Dear Jill Christman,
Nestled into the space between mountains and fields in England’s Lake District, a group of undergraduate English students from central Ohio and I sat gingerly upon metal and plastic folding chairs. We scribbled our recollections from the day’s hike around glassy Grasmere before passing our pages around, our notes spread at random to each other.
Our advisor — and this publication’s co-founder — Ira Sukrungruang, spoke first when our cohort was asked to speak on the observations we’d been given.
“This writer has a strong voice,” he said.
The writing was mine. I became worried — worried that I’d put too much of myself onto the page — in my writing of the water lapping against pebbles and waterproof sneakers, of the little boy skipping stones at the lake’s shore. Did I write myself into the bride and groom’s photography session at the lake, where the woman’s gown became stained brown with mud and silt? It appeared I did.
The pieces in your collection If This Were Fiction: A Love Story in Essays have taught me that creative nonfiction necessitates a strong sense of self. Even if the writer is unsure of themself, they still write about this confusion in a way that describes who they believe, or question themselves to be.
I am captivated by your piece “Going Back to Plum Island,” as I have a similar feeling returning to a place in which I forged memories with someone who wound up hurting me. I see your personality clear as day in all of your writings, but especially this piece. It is as if I can hear you speak the following excerpt, like we’re sitting in the Kenyon College Bookstore on a frigid day all over again:
“I felt like I was going to throw up, and I was so mad. I thought I was done with all this. I really did… These intrusive fucking nightmares didn’t fit into the recovery narrative I’d crafted for myself” (6).
I find “voice” to be a term ripe with interpretation. Not only does it feel as though these words are being spoken aloud, but with your writing — your admission of feeling as though you don’t align with the stereotypical narrative of recovery — of moving past and through something quickly — you are vocalizing a thought that many of us who have experienced sexual violence have at the tips of our tongues, but may not be ready to say. You speak for yourself, with your own cadence, but I cannot help but feel that your latter sentences speak for many others.
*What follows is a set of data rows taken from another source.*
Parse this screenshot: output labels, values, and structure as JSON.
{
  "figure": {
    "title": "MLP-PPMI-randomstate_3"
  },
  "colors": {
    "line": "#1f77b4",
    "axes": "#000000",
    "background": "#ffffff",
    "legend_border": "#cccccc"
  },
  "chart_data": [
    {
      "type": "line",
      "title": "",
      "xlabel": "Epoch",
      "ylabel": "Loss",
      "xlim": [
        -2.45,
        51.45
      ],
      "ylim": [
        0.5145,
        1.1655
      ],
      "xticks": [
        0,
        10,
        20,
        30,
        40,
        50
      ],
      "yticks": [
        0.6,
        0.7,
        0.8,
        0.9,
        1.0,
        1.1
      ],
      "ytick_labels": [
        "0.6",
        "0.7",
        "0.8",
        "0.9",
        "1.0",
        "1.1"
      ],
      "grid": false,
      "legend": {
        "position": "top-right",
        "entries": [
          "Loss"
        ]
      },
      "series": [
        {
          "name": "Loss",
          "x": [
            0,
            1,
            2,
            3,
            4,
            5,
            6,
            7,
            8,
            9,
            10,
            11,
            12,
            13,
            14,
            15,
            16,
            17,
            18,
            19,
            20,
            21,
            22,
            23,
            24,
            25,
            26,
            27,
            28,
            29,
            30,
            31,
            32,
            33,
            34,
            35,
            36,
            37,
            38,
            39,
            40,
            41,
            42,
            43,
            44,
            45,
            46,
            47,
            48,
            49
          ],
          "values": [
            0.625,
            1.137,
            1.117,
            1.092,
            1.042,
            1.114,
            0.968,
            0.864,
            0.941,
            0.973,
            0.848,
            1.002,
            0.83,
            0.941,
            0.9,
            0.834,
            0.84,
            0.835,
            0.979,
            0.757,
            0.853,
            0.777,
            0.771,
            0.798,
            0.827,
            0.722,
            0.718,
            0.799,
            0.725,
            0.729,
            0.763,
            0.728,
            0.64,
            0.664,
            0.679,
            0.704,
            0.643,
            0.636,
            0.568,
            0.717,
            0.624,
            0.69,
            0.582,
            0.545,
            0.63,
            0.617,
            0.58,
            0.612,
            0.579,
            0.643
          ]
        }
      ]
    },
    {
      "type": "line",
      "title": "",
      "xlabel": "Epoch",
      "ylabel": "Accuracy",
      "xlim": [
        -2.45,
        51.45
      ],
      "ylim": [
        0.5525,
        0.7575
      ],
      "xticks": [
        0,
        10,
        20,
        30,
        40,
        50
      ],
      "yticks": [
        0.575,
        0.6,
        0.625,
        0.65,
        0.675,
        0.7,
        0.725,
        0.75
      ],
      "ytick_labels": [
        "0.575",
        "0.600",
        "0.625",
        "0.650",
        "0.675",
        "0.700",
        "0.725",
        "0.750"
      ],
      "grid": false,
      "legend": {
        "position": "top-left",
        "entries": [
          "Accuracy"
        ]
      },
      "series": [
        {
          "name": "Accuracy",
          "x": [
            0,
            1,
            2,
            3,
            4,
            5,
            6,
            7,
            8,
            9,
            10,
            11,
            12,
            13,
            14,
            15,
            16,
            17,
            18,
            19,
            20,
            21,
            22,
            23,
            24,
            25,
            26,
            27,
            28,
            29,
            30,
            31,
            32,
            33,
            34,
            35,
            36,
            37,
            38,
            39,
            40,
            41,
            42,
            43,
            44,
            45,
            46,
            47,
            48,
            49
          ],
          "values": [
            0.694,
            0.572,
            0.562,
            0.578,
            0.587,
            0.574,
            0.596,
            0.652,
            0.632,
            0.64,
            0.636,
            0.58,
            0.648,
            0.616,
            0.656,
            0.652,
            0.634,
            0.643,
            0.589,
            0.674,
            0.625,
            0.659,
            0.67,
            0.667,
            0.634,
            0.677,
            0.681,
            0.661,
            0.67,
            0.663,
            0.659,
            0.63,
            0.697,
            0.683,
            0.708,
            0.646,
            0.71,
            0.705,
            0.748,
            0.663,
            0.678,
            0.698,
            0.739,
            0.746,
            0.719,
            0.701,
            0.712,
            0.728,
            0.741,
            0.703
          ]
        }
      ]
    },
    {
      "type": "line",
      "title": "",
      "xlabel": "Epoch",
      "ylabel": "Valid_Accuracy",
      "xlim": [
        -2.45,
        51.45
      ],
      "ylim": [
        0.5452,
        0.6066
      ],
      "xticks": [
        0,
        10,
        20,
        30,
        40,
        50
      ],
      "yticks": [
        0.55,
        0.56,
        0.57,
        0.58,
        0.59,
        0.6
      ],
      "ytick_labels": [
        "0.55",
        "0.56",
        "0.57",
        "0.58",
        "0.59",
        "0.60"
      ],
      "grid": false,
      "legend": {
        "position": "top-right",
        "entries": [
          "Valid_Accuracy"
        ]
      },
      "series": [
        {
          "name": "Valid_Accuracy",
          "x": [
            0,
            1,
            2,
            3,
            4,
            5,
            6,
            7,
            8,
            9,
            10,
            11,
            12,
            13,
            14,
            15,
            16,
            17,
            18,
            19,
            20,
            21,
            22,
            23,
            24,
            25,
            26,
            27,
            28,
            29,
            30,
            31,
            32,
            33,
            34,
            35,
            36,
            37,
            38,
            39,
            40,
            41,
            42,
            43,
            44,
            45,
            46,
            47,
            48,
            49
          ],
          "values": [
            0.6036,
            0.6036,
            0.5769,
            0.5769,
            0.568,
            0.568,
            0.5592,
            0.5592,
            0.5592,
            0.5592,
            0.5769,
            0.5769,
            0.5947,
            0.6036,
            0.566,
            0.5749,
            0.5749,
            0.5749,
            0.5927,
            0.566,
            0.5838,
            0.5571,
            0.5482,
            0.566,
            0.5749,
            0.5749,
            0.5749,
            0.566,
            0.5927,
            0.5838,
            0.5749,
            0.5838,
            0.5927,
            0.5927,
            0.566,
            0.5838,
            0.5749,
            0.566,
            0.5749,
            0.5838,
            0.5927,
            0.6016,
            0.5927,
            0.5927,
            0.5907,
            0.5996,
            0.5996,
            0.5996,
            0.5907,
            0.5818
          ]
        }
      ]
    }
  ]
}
As a creative nonfiction student, I find myself wondering whether I’ve written everything truthfully — if when I do “write the hard stuff,” as you once said to me, I am remembering correctly. I am taken by the following passage, of your conception of “truth”
“I thought, Actually, veritaserum extracts the truth as the teller understands it. That’s not the same thing. Truth is complicated, and we all know that facts can lie. There is always a level more true: true, truer, truest—and then something beyond that we will never reach. How true is true enough?” (11).
We can write what we know, and we can write about the things we don’t think we know yet, so what we write is true… I wonder if there will be a point in my writing where I feel one hundred percent confident that everything I write happened the way I wrote it. I assume that I will not, but I can feel comfortable with the fact that I am writing from my limited perspective… and this is, in some way, a form of truth.
While I was embarrassed at the time — soaked from the sideways rain in Northern England — to have such a strong personality on the page. I believed I had failed at the task of observing the world around me, but the fact of the matter was that I was the one perceiving the world around me. It has since become clear to me that the personality imbued in my work is not something to shy away from. After all, creative nonfiction is about the I, about the me, and the way we see it.
I wish I could go back in time and stop the beet-red blush from rising to my face from embarrassment, but I can’t. Instead, I can make sure I don’t shy away from the pen. Thank you.